Wednesday, December 23, 2015
What is a PFAM? And how do they deal with all this data?
Personally, I think the biologists and biochemists need to hurry up and annotate the function of every protein from every organism under every biological condition. Until they stop slacking and get that stuff done, we need to use some shortcuts to extract biological data from our peptide spectral matches. Fortunately, smart people have been working on this gap for us.
Gene Ontology (GO) is tricky stuff. If we don't exactly know what a gene does can we infer from its similarity to genes we better understand what the heck it does?
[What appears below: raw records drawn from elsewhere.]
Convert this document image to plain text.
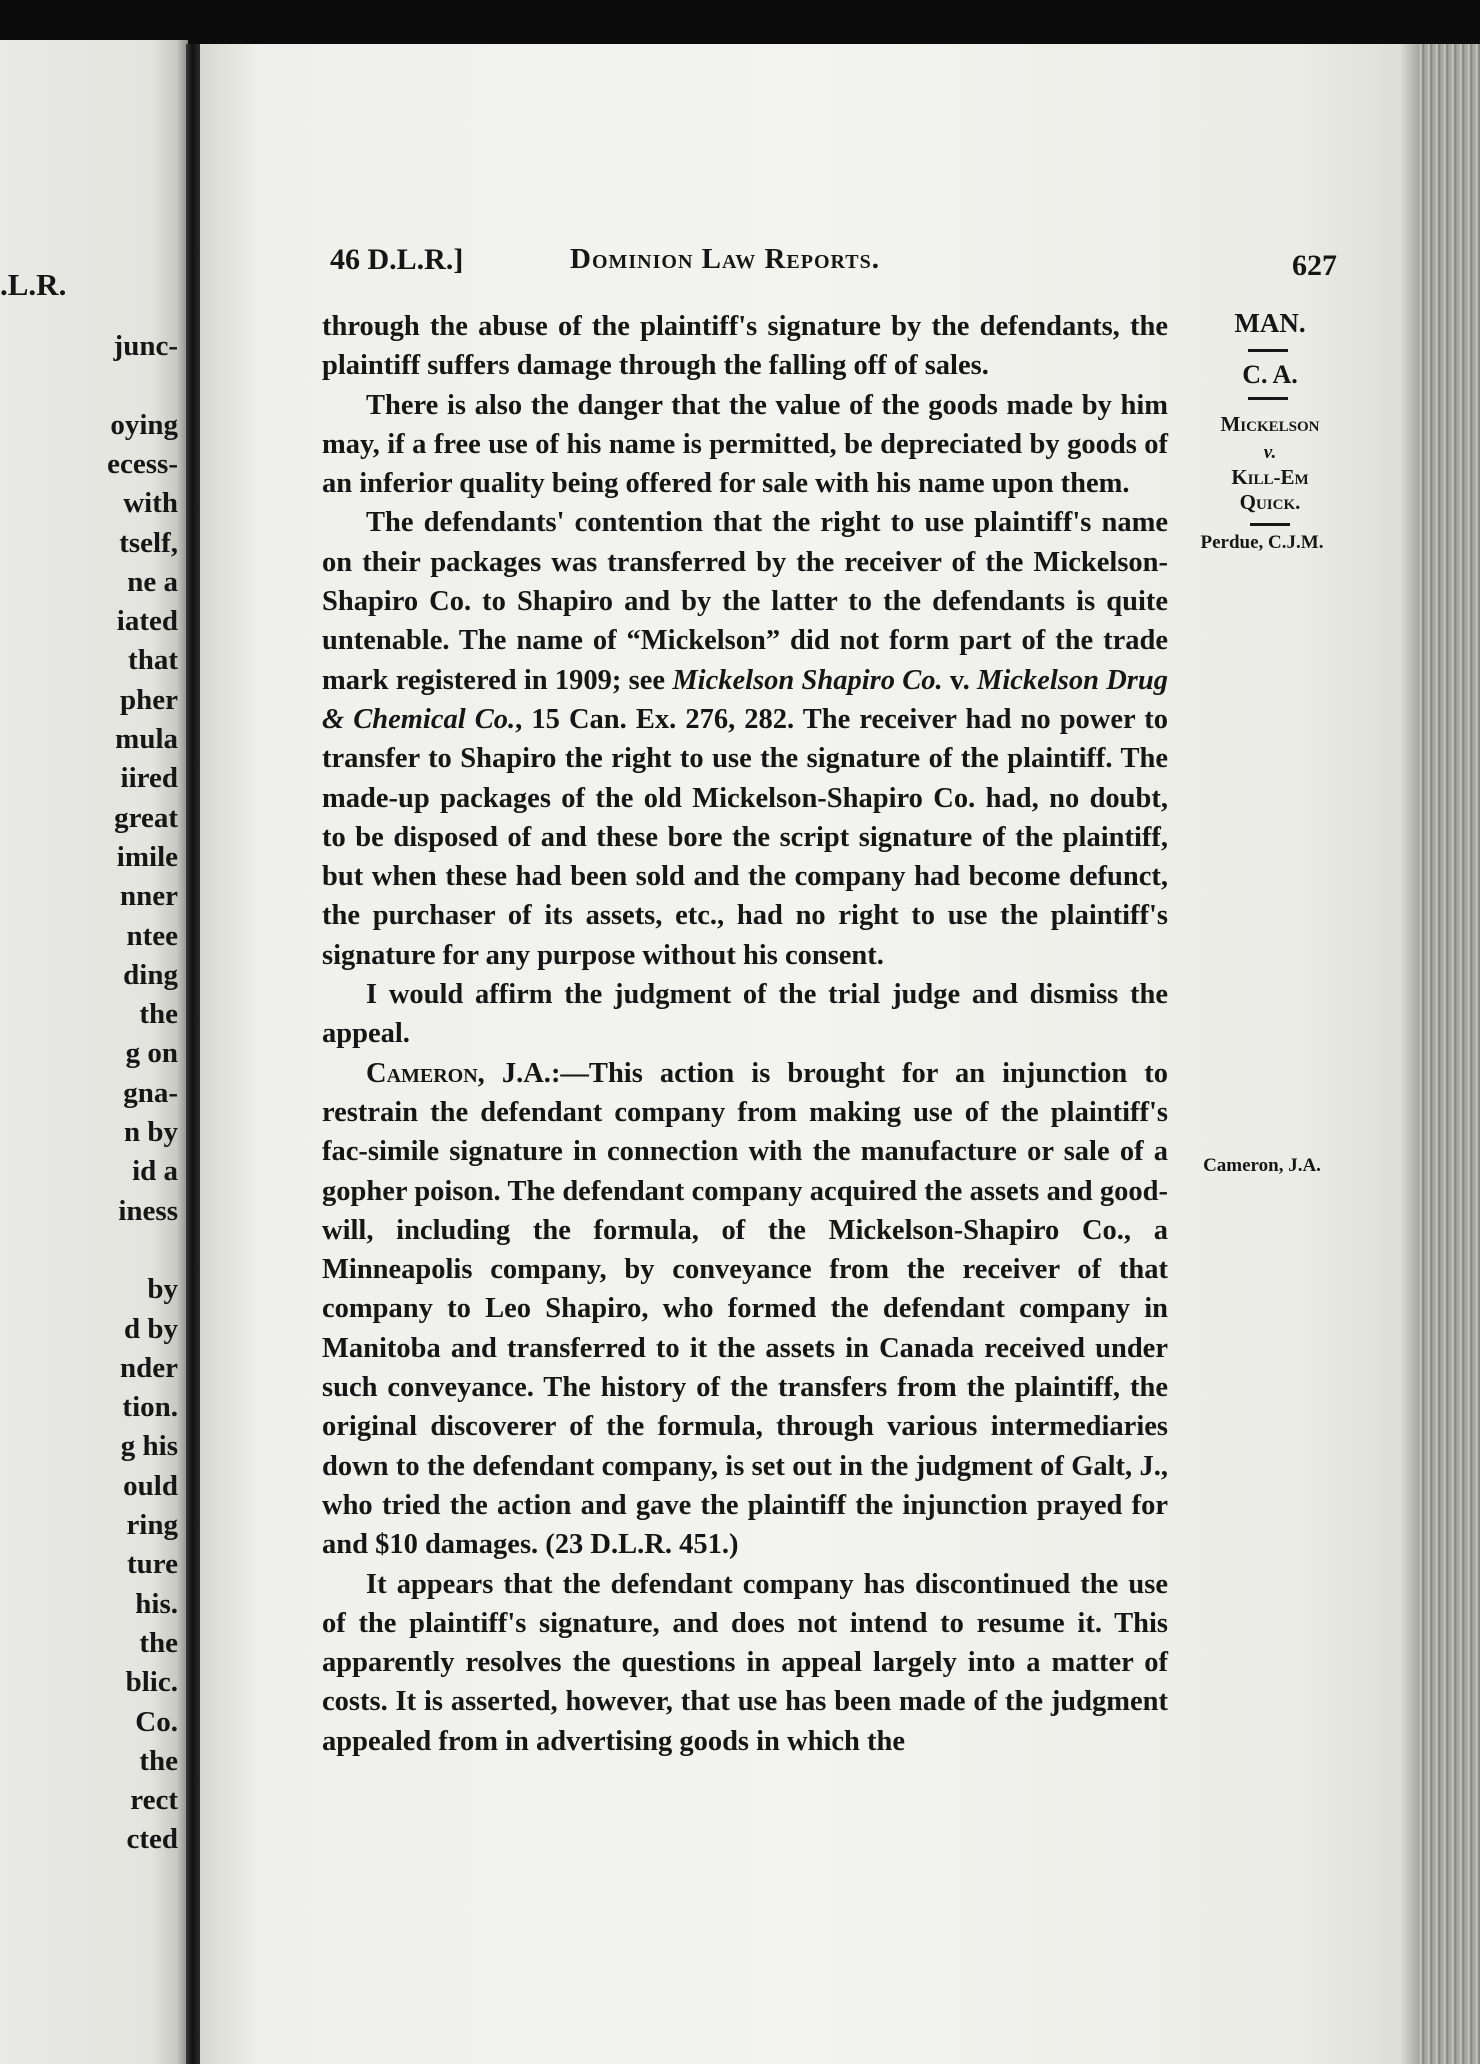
.L.R.
junc-
oying
ecess-
with
tself,
ne a
iated
that
pher
mula
iired
great
imile
nner
ntee
ding
the
g on
gna-
n by
id a
iness
by
d by
nder
tion.
g his
ould
ring
ture
his.
the
blic.
Co.
the
rect
cted
46 D.L.R.]	Dominion Law Reports.	627

through the abuse of the plaintiff's signature by the defendants, the plaintiff suffers damage through the falling off of sales.

There is also the danger that the value of the goods made by him may, if a free use of his name is permitted, be depreciated by goods of an inferior quality being offered for sale with his name upon them.

The defendants' contention that the right to use plaintiff's name on their packages was transferred by the receiver of the Mickelson-Shapiro Co. to Shapiro and by the latter to the defendants is quite untenable. The name of “Mickelson” did not form part of the trade mark registered in 1909; see Mickelson Shapiro Co. v. Mickelson Drug & Chemical Co., 15 Can. Ex. 276, 282. The receiver had no power to transfer to Shapiro the right to use the signature of the plaintiff. The made-up packages of the old Mickelson-Shapiro Co. had, no doubt, to be disposed of and these bore the script signature of the plaintiff, but when these had been sold and the company had become defunct, the purchaser of its assets, etc., had no right to use the plaintiff's signature for any purpose without his consent.

I would affirm the judgment of the trial judge and dismiss the appeal.

Cameron, J.A.:—This action is brought for an injunction to restrain the defendant company from making use of the plaintiff's fac-simile signature in connection with the manufacture or sale of a gopher poison. The defendant company acquired the assets and good-will, including the formula, of the Mickelson-Shapiro Co., a Minneapolis company, by conveyance from the receiver of that company to Leo Shapiro, who formed the defendant company in Manitoba and transferred to it the assets in Canada received under such conveyance. The history of the transfers from the plaintiff, the original discoverer of the formula, through various intermediaries down to the defendant company, is set out in the judgment of Galt, J., who tried the action and gave the plaintiff the injunction prayed for and $10 damages. (23 D.L.R. 451.)

It appears that the defendant company has discontinued the use of the plaintiff's signature, and does not intend to resume it. This apparently resolves the questions in appeal largely into a matter of costs. It is asserted, however, that use has been made of the judgment appealed from in advertising goods in which the

MAN.
C. A.
Mickelson
v.
Kill-Em
Quick.
Perdue, C.J.M.
Cameron, J.A.
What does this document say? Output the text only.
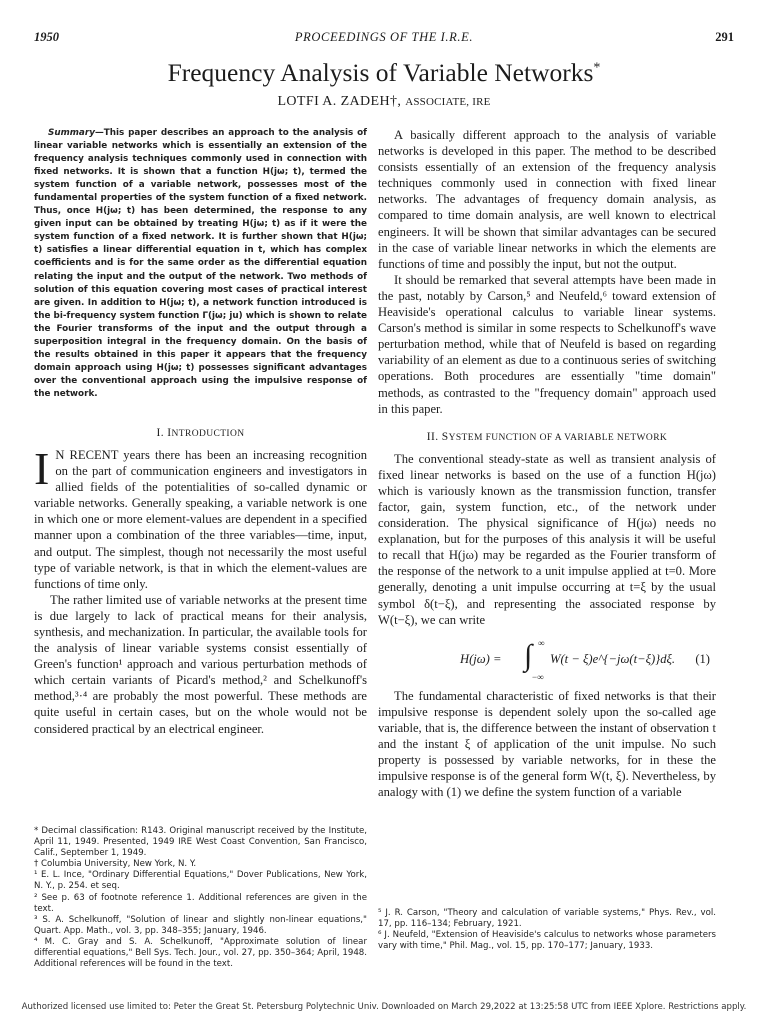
1950	PROCEEDINGS OF THE I.R.E.	291
Frequency Analysis of Variable Networks*
LOTFI A. ZADEH†, ASSOCIATE, IRE

Summary—This paper describes an approach to the analysis of linear variable networks which is essentially an extension of the frequency analysis techniques commonly used in connection with fixed networks. It is shown that a function H(jω; t), termed the system function of a variable network, possesses most of the fundamental properties of the system function of a fixed network. Thus, once H(jω; t) has been determined, the response to any given input can be obtained by treating H(jω; t) as if it were the system function of a fixed network. It is further shown that H(jω; t) satisfies a linear differential equation in t, which has complex coefficients and is for the same order as the differential equation relating the input and the output of the network. Two methods of solution of this equation covering most cases of practical interest are given. In addition to H(jω; t), a network function introduced is the bi-frequency system function Γ(jω; ju) which is shown to relate the Fourier transforms of the input and the output through a superposition integral in the frequency domain. On the basis of the results obtained in this paper it appears that the frequency domain approach using H(jω; t) possesses significant advantages over the conventional approach using the impulsive response of the network.

I. INTRODUCTION

I N RECENT years there has been an increasing recognition on the part of communication engineers and investigators in allied fields of the potentialities of so-called dynamic or variable networks. Generally speaking, a variable network is one in which one or more element-values are dependent in a specified manner upon a combination of the three variables—time, input, and output. The simplest, though not necessarily the most useful type of variable network, is that in which the element-values are functions of time only.

The rather limited use of variable networks at the present time is due largely to lack of practical means for their analysis, synthesis, and mechanization. In particular, the available tools for the analysis of linear variable systems consist essentially of Green's function¹ approach and various perturbation methods of which certain variants of Picard's method,² and Schelkunoff's method,³·⁴ are probably the most powerful. These methods are quite useful in certain cases, but on the whole would not be considered practical by an electrical engineer.

* Decimal classification: R143. Original manuscript received by the Institute, April 11, 1949. Presented, 1949 IRE West Coast Convention, San Francisco, Calif., September 1, 1949.

† Columbia University, New York, N. Y.

¹ E. L. Ince, "Ordinary Differential Equations," Dover Publications, New York, N. Y., p. 254. et seq.

² See p. 63 of footnote reference 1. Additional references are given in the text.

³ S. A. Schelkunoff, "Solution of linear and slightly non-linear equations," Quart. App. Math., vol. 3, pp. 348–355; January, 1946.

⁴ M. C. Gray and S. A. Schelkunoff, "Approximate solution of linear differential equations," Bell Sys. Tech. Jour., vol. 27, pp. 350–364; April, 1948. Additional references will be found in the text.

A basically different approach to the analysis of variable networks is developed in this paper. The method to be described consists essentially of an extension of the frequency analysis techniques commonly used in connection with fixed linear networks. The advantages of frequency domain analysis, as compared to time domain analysis, are well known to electrical engineers. It will be shown that similar advantages can be secured in the case of variable linear networks in which the elements are functions of time and possibly the input, but not the output.

It should be remarked that several attempts have been made in the past, notably by Carson,⁵ and Neufeld,⁶ toward extension of Heaviside's operational calculus to variable linear systems. Carson's method is similar in some respects to Schelkunoff's wave perturbation method, while that of Neufeld is based on regarding variability of an element as due to a continuous series of switching operations. Both procedures are essentially "time domain" methods, as contrasted to the "frequency domain" approach used in this paper.

II. SYSTEM FUNCTION OF A VARIABLE NETWORK

The conventional steady-state as well as transient analysis of fixed linear networks is based on the use of a function H(jω) which is variously known as the transmission function, transfer factor, gain, system function, etc., of the network under consideration. The physical significance of H(jω) needs no explanation, but for the purposes of this analysis it will be useful to recall that H(jω) may be regarded as the Fourier transform of the response of the network to a unit impulse applied at t=0. More generally, denoting a unit impulse occurring at t=ξ by the usual symbol δ(t−ξ), and representing the associated response by W(t−ξ), we can write

H(jω) = ∫ ∞
−∞
W(t − ξ)e^{−jω(t−ξ)}dξ. (1)

The fundamental characteristic of fixed networks is that their impulsive response is dependent solely upon the so-called age variable, that is, the difference between the instant of observation t and the instant ξ of application of the unit impulse. No such property is possessed by variable networks, for in these the impulsive response is of the general form W(t, ξ). Nevertheless, by analogy with (1) we define the system function of a variable

⁵ J. R. Carson, "Theory and calculation of variable systems," Phys. Rev., vol. 17, pp. 116–134; February, 1921.

⁶ J. Neufeld, "Extension of Heaviside's calculus to networks whose parameters vary with time," Phil. Mag., vol. 15, pp. 170–177; January, 1933.

Authorized licensed use limited to: Peter the Great St. Petersburg Polytechnic Univ. Downloaded on March 29,2022 at 13:25:58 UTC from IEEE Xplore. Restrictions apply.
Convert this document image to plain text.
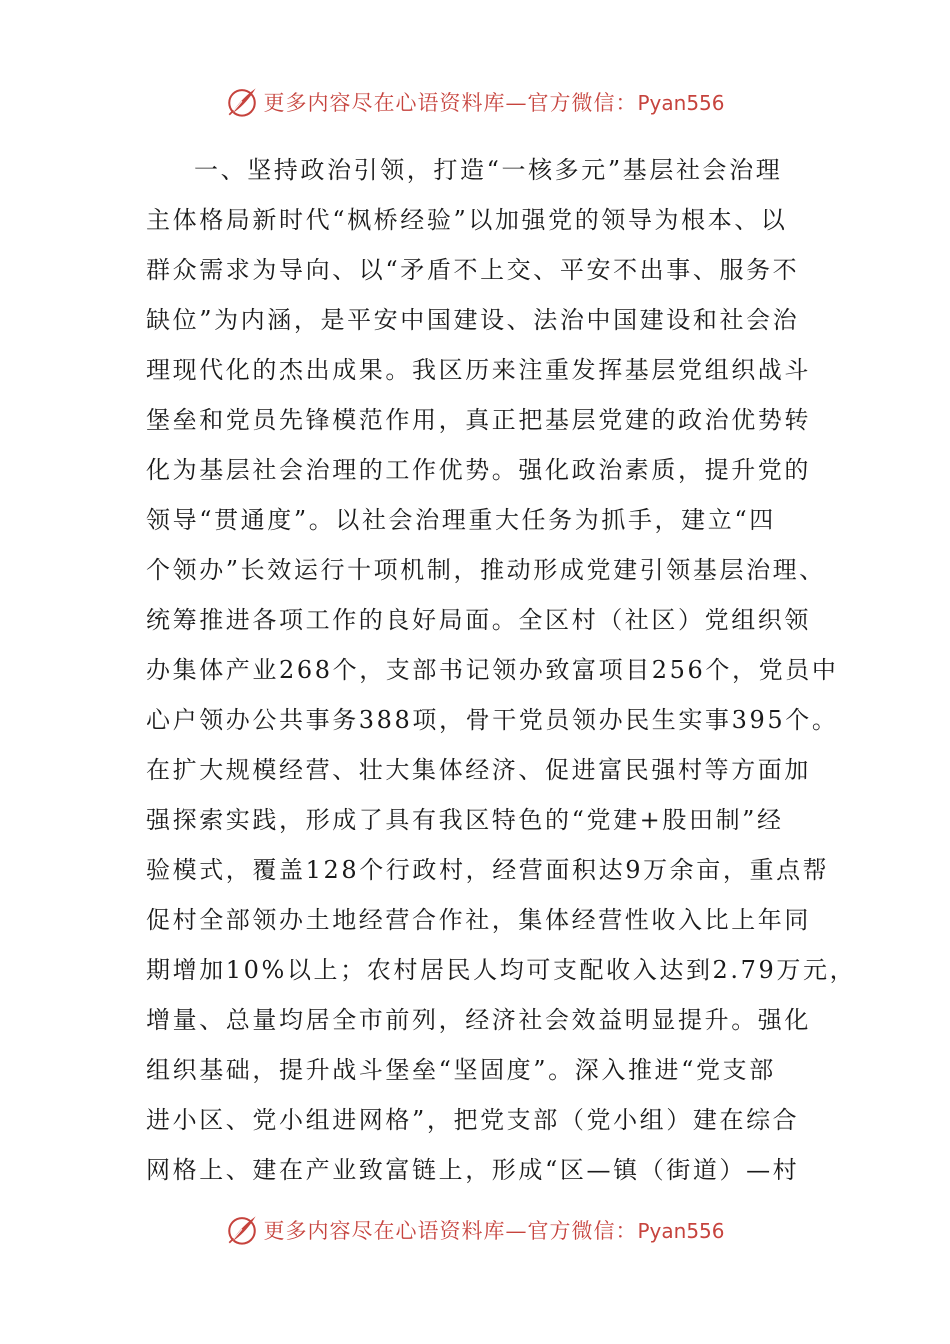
更多内容尽在心语资料库—官方微信：Pyan556
一、坚持政治引领，打造“一核多元”基层社会治理
主体格局新时代“枫桥经验”以加强党的领导为根本、以
群众需求为导向、以“矛盾不上交、平安不出事、服务不
缺位”为内涵，是平安中国建设、法治中国建设和社会治
理现代化的杰出成果。我区历来注重发挥基层党组织战斗
堡垒和党员先锋模范作用，真正把基层党建的政治优势转
化为基层社会治理的工作优势。强化政治素质，提升党的
领导“贯通度”。以社会治理重大任务为抓手，建立“四
个领办”长效运行十项机制，推动形成党建引领基层治理、
统筹推进各项工作的良好局面。全区村（社区）党组织领
办集体产业268个，支部书记领办致富项目256个，党员中
心户领办公共事务388项，骨干党员领办民生实事395个。
在扩大规模经营、壮大集体经济、促进富民强村等方面加
强探索实践，形成了具有我区特色的“党建+股田制”经
验模式，覆盖128个行政村，经营面积达9万余亩，重点帮
促村全部领办土地经营合作社，集体经营性收入比上年同
期增加10%以上；农村居民人均可支配收入达到2.79万元，
增量、总量均居全市前列，经济社会效益明显提升。强化
组织基础，提升战斗堡垒“坚固度”。深入推进“党支部
进小区、党小组进网格”，把党支部（党小组）建在综合
网格上、建在产业致富链上，形成“区—镇（街道）—村
更多内容尽在心语资料库—官方微信：Pyan556
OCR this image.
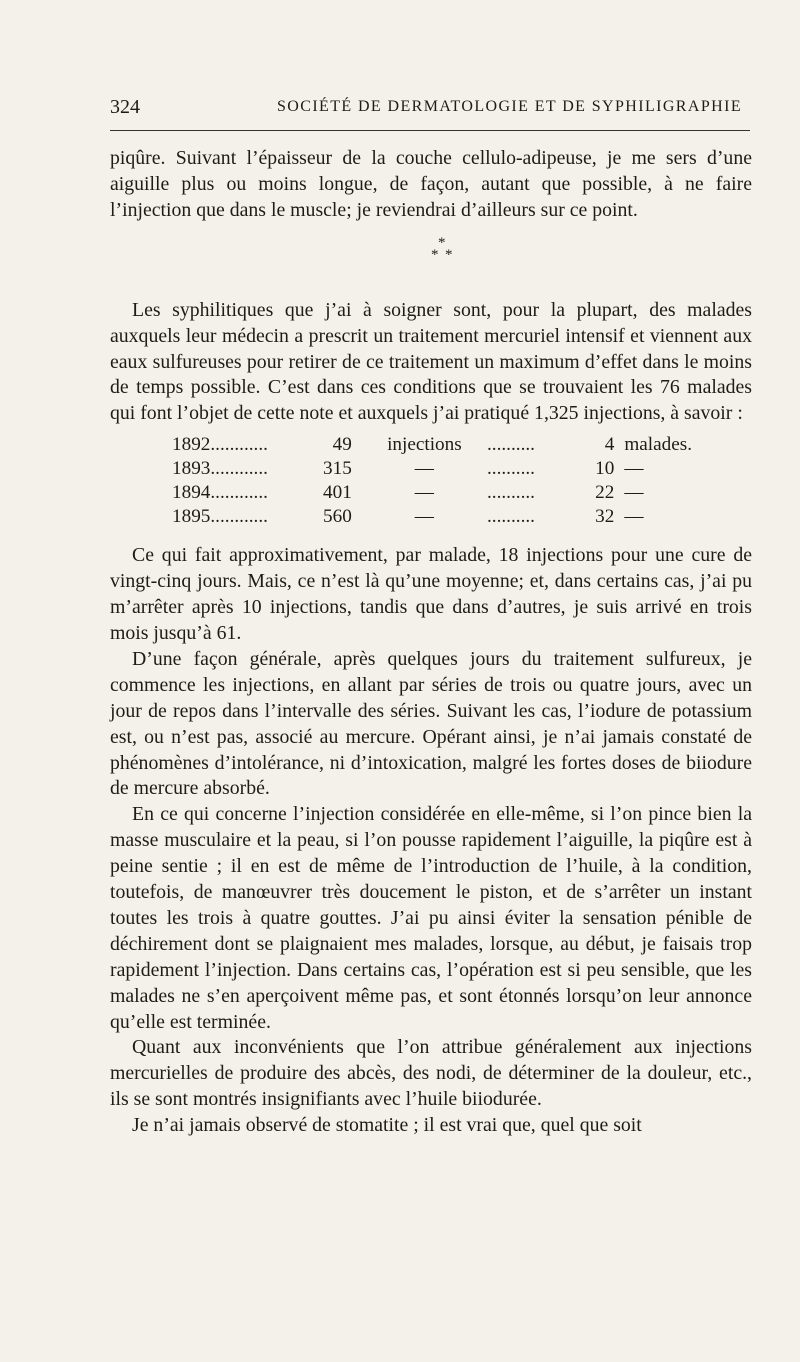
324	SOCIÉTÉ DE DERMATOLOGIE ET DE SYPHILIGRAPHIE

piqûre. Suivant l’épaisseur de la couche cellulo-adipeuse, je me sers d’une aiguille plus ou moins longue, de façon, autant que possible, à ne faire l’injection que dans le muscle; je reviendrai d’ailleurs sur ce point.

*
* *

Les syphilitiques que j’ai à soigner sont, pour la plupart, des malades auxquels leur médecin a prescrit un traitement mercuriel intensif et viennent aux eaux sulfureuses pour retirer de ce traitement un maximum d’effet dans le moins de temps possible. C’est dans ces conditions que se trouvaient les 76 malades qui font l’objet de cette note et auxquels j’ai pratiqué 1,325 injections, à savoir :

1892............	49	injections	..........	4	malades.
1893............	315	—	..........	10	—
1894............	401	—	..........	22	—
1895............	560	—	..........	32	—

Ce qui fait approximativement, par malade, 18 injections pour une cure de vingt-cinq jours. Mais, ce n’est là qu’une moyenne; et, dans certains cas, j’ai pu m’arrêter après 10 injections, tandis que dans d’autres, je suis arrivé en trois mois jusqu’à 61.

D’une façon générale, après quelques jours du traitement sulfureux, je commence les injections, en allant par séries de trois ou quatre jours, avec un jour de repos dans l’intervalle des séries. Suivant les cas, l’iodure de potassium est, ou n’est pas, associé au mercure. Opérant ainsi, je n’ai jamais constaté de phénomènes d’intolérance, ni d’intoxication, malgré les fortes doses de biiodure de mercure absorbé.

En ce qui concerne l’injection considérée en elle-même, si l’on pince bien la masse musculaire et la peau, si l’on pousse rapidement l’aiguille, la piqûre est à peine sentie ; il en est de même de l’introduction de l’huile, à la condition, toutefois, de manœuvrer très doucement le piston, et de s’arrêter un instant toutes les trois à quatre gouttes. J’ai pu ainsi éviter la sensation pénible de déchirement dont se plaignaient mes malades, lorsque, au début, je faisais trop rapidement l’injection. Dans certains cas, l’opération est si peu sensible, que les malades ne s’en aperçoivent même pas, et sont étonnés lorsqu’on leur annonce qu’elle est terminée.

Quant aux inconvénients que l’on attribue généralement aux injections mercurielles de produire des abcès, des nodi, de déterminer de la douleur, etc., ils se sont montrés insignifiants avec l’huile biiodurée.

Je n’ai jamais observé de stomatite ; il est vrai que, quel que soit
More tricky, and way more biologically relevant? Protein Ontology (PO?)! One way of getting this data is via PFAM (which you can access here). I'll be honest. I didn't really know what this is was for a long time. I just knew that it was an option in the Annotation node in Proteome Discoverer. Cool, I have new column that says that all this stuff that is upregulated shares a PFAM ID (actually, I made that part up. Its never that easy, is it?)
Turns out that the people making PFAM are working really hard making this data:
1) More accurate
2) More relevant
3) More current
As you can imagine, all of this is hard, but...
Can you imagine what the 3rd one is like these days?
The amount of sequencing information in databases is increasing EXPONENTIALLY and the current tools for creating PFAM information increases at a linear rate. It doesn't take a stolen GoogleImage to show that this is a problem, but...I'm nervously waiting for an important phone call...so...
So, what do we do about it? Well, Robert Finn et al., say in this new OpenAccess paper, we fix the algorithms to deal with this glut of data. So they did.
When I clicked on this link in Twitter this morning, I honestly expected a dense paper that I probably would hardly be able to read and would likely not understand at all. I was pleasantly surprised to find that this team can seriously write and that I not only learned a lot about how PFAM works, but I also (think) I got a good understanding of their challenges and how their new algorithms power through in dealing with them. Solid and interesting paper that makes me want to add this column to all of my processed data from now on!